Last weekend, David Beckham unveiled his latest tattoo at the end of an AC Milan match. The new etching (on his left bicep) is based on a painting by the French artist Bouguereau (1825 – 1905) and shows Cupid carrying his wife Psyche up to heaven. It’s thought Beckham chose the picture as a romantic tribute to his wife Victoria.
It seems that great art by old masters is providing lots of inspiration for tattoos these days. In a quick search I found Picasso’s Peace Dove on an ankle, Michelangelo’s Creation of Adam across shoulder blades and a lot of Dali in all sorts of anatomical nooks and crannies. One of the most-referenced artists in body art seems to be van Gogh: I found Sunflowers and Starry Nights galore, made large and lavish in technicolor. There’s even a book on the subject: Van Gogh Art Tattoos details four of van Gogh’s most memorable works, adapted as tattoos. And would you believe it? One of those is a painting at the NGA.
The life of Vincent van Gogh (1853 – 1890) was one of restlessness and unease. He started out in his uncle’s art dealership in Holland before traveling to England aged 20, where he fell in love with a girl who was already engaged to be married. This early experience of unrequited love is thought to be behind the fanaticism that led to his mental breakdown later in life. After a time as a missionary in Belgium, van Gogh moved to Paris in 1886 (aged 33) where his brother Theo (an art dealer) introduced him to the things that proved influential (Impressionism, Japanese art and color).
Having arrived at his artistic vocation by a slow and sticky route, van Gogh dedicated himself whole-sale to painting. In 1888 he went to Arles and spent the last two years of his life in fruitful and fervent production. The NGA’s Self-Portrait (1889) is one of the very last pictures he made, a few weeks after a severe breakdown inside the asylum he’d entered in 1889. As one of 36 self-portraits made in his painting career, it stresses how focussed van Gogh was on the probing practice of self-imaging.
This picture is overpowering in its purity and realism. The flesh is tinged yellow and green, encircled by the rough red beard and tufts of hair. The mouth is unhappy, the eyes are guarded and the brow is creased into a firm furrow. The color is alarming and shows van Gogh’s fascination with complimentary shades on the canvas (he owned a box of colored yarns to braid together and experiment with certain combinations). Here the virulent orange and insistent blue spar and jar on the surface: the color is a tool to explore emotion, rather than an aspect of realism.
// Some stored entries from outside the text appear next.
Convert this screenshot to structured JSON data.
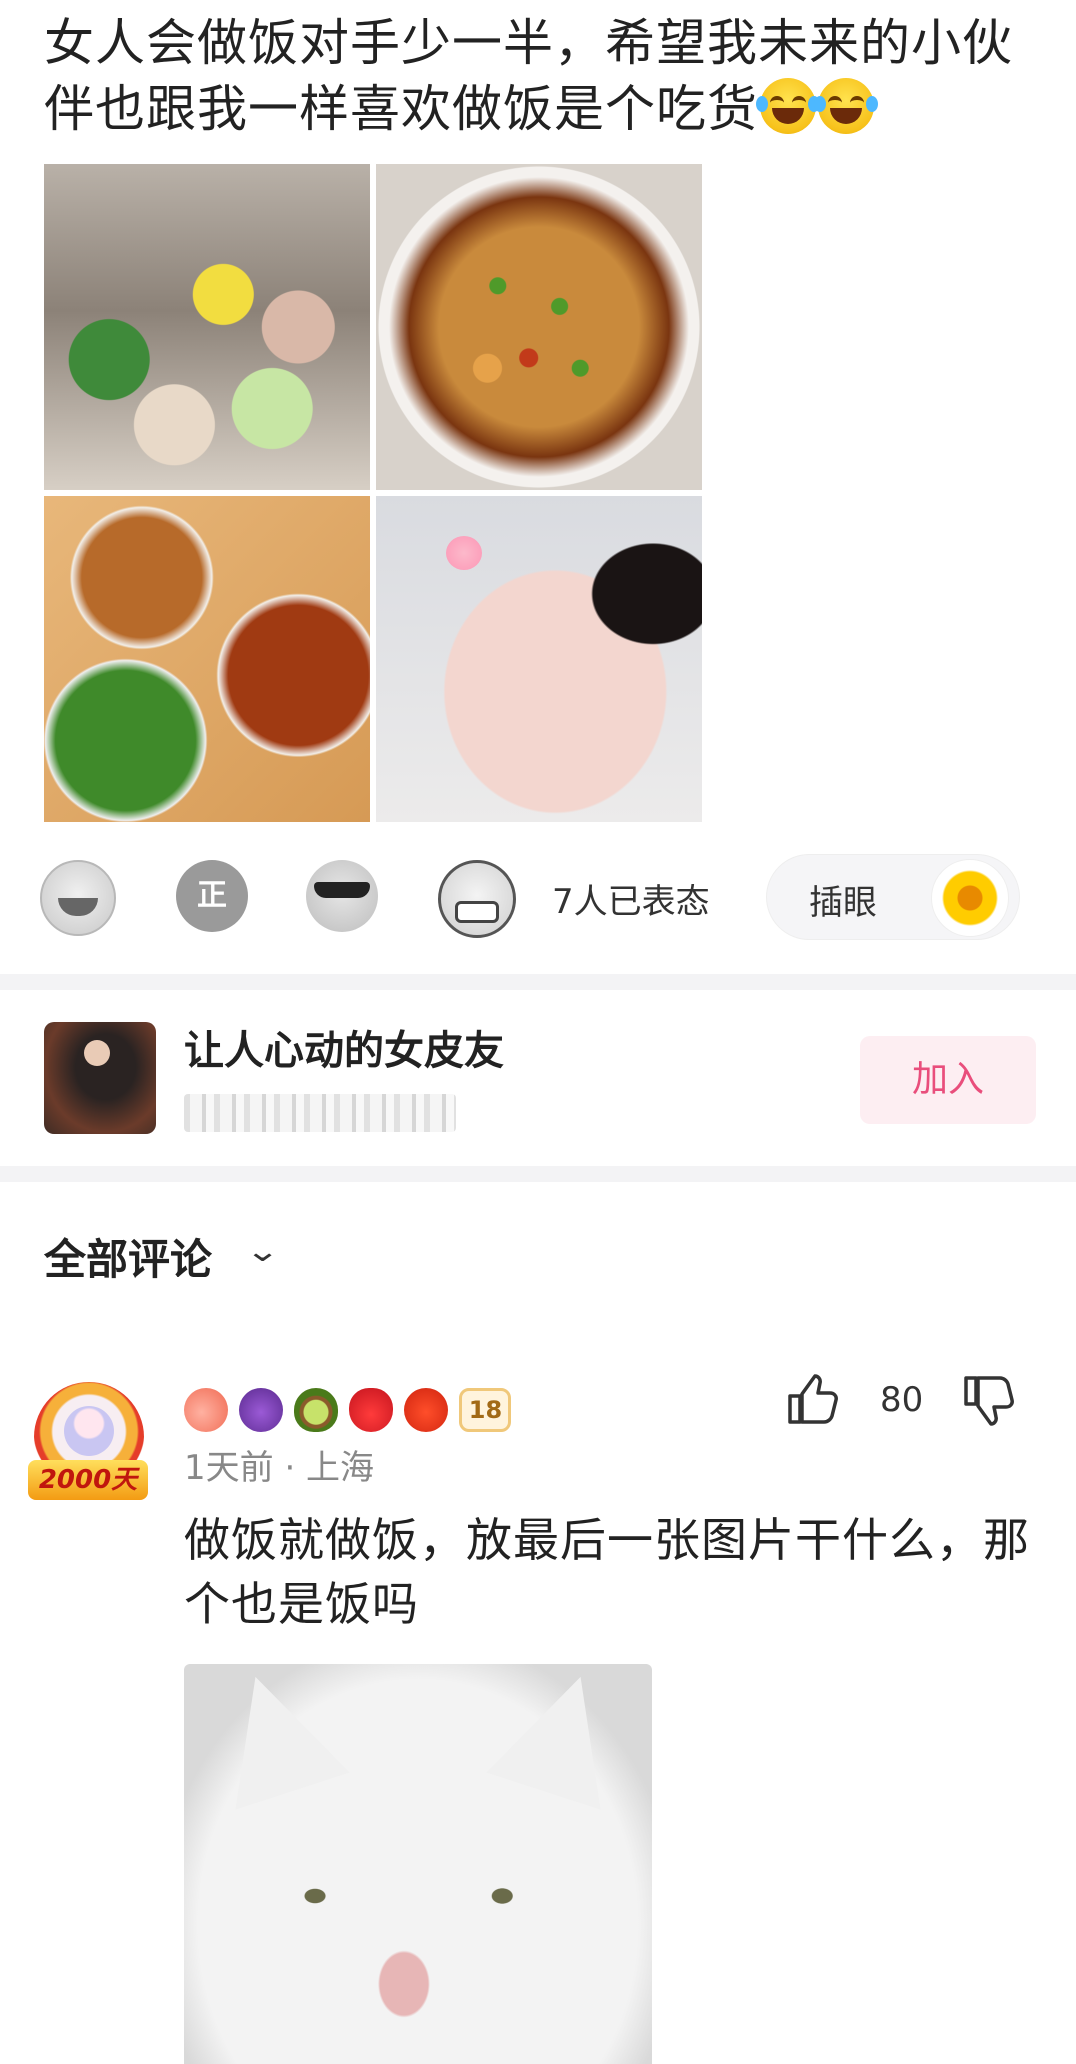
{
  "post": {
    "text": "女人会做饭对手少一半，希望我未来的小伙伴也跟我一样喜欢做饭是个吃货",
    "trailing_emojis": [
      "laughing-tears",
      "laughing-tears"
    ]
  },
  "photos": [
    "ingredients-prep",
    "spicy-chicken-dish",
    "table-of-dishes",
    "person-in-pink-nightdress"
  ],
  "reactions": {
    "icons": [
      "laugh-icon",
      "zheng-icon",
      "sunglasses-icon",
      "grin-icon"
    ],
    "zheng_label": "正",
    "count_label": "7人已表态",
    "poke_label": "插眼",
    "poke_icon": "sunflower-icon"
  },
  "group": {
    "name": "让人心动的女皮友",
    "join_label": "加入"
  },
  "comments_header": {
    "title": "全部评论",
    "chevron": "⌄"
  },
  "comment": {
    "avatar_badge": "2000天",
    "badges": [
      "peach",
      "grape",
      "avocado",
      "strawberry",
      "tomato"
    ],
    "level": "18",
    "meta": "1天前 · 上海",
    "likes": "80",
    "text": "做饭就做饭，放最后一张图片干什么，那个也是饭吗",
    "image": "white-cat-meme"
  },
  "colors": {
    "accent_pink": "#e94e7c",
    "join_bg": "#fdeef2",
    "divider": "#f3f3f5",
    "muted_text": "#888888"
  }
}
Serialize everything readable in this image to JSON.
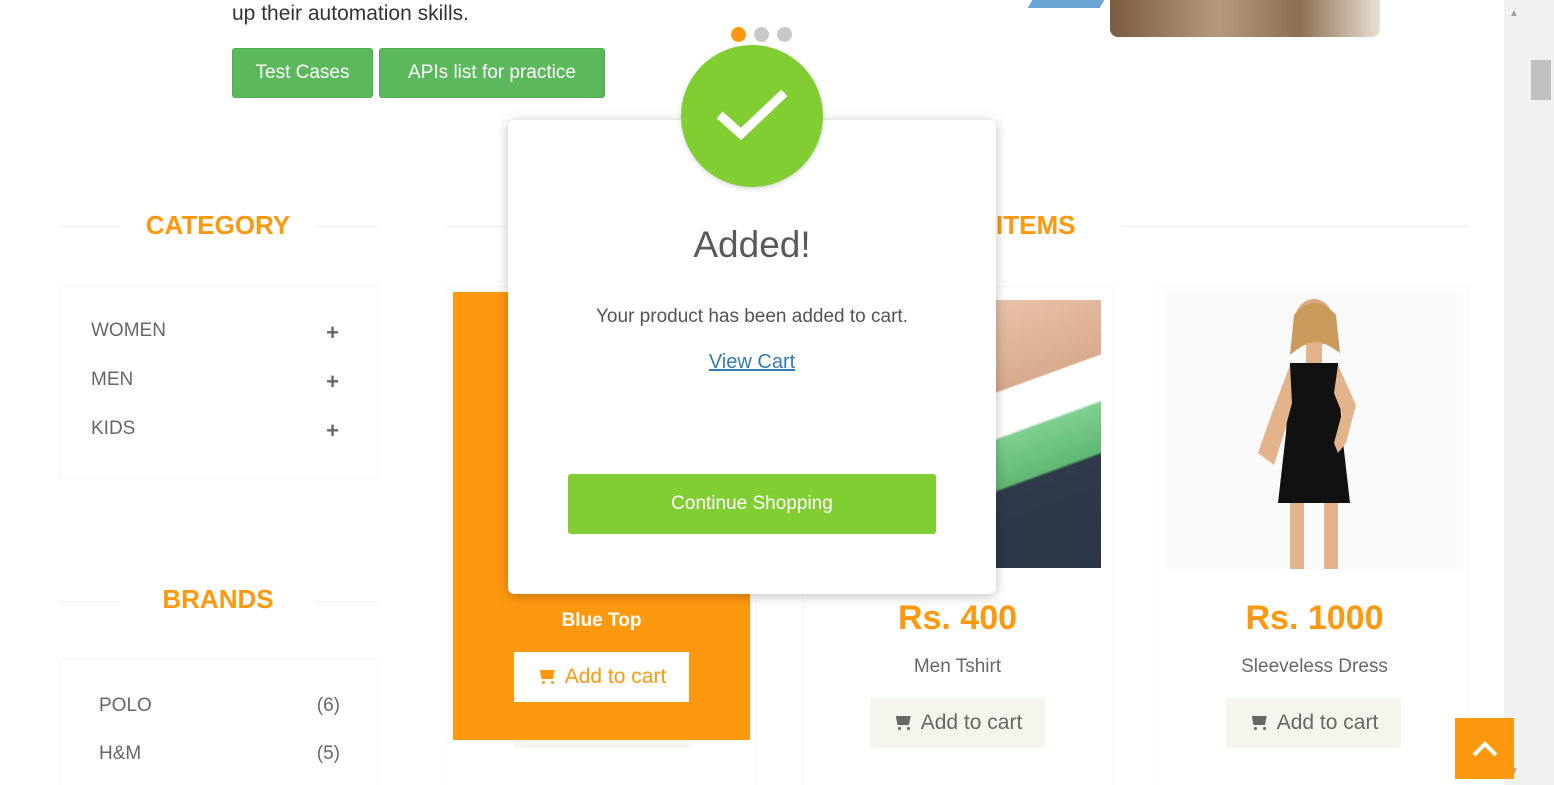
{
  "hero": {
    "text": "up their automation skills.",
    "btn_test_cases": "Test Cases",
    "btn_apis": "APIs list for practice"
  },
  "sections": {
    "category": "CATEGORY",
    "features": "ITEMS",
    "brands": "BRANDS"
  },
  "categories": [
    {
      "label": "WOMEN",
      "icon": "+"
    },
    {
      "label": "MEN",
      "icon": "+"
    },
    {
      "label": "KIDS",
      "icon": "+"
    }
  ],
  "brands": [
    {
      "label": "POLO",
      "count": "(6)"
    },
    {
      "label": "H&M",
      "count": "(5)"
    }
  ],
  "products": [
    {
      "name": "Blue Top",
      "cart": "Add to cart"
    },
    {
      "price": "Rs. 400",
      "name": "Men Tshirt",
      "cart": "Add to cart"
    },
    {
      "price": "Rs. 1000",
      "name": "Sleeveless Dress",
      "cart": "Add to cart"
    }
  ],
  "modal": {
    "title": "Added!",
    "text": "Your product has been added to cart.",
    "link": "View Cart",
    "button": "Continue Shopping"
  },
  "colors": {
    "accent": "#fe980f",
    "success": "#81ce33",
    "hero_button": "#5cb85c"
  }
}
The poignancy here is totally arresting and for me it centers on a terrifying tussle. See how the blue smock has started to merge into the background? It’s as if that whorl of bludgeoning blue background strokes is threatening to overrun the artist’s image and identity. With palette and brushes hoisted shield-like, it’s a haunting stand against annihilation. This kind of work is a search for truth and meaning for van Gogh: in one letter to his brother he admitted as much: “… it is difficult to know yourself; but it isn’t easy to paint yourself either.”
It seems to me that for some people with tattoos, the body becomes a kind of record, with past loves, personal achievements and so on. But for van Gogh, who never used his skin as a canvas as far as I know, all the evidence of his life’s dizzying ups and downs is plastered onto the canvasses he painted.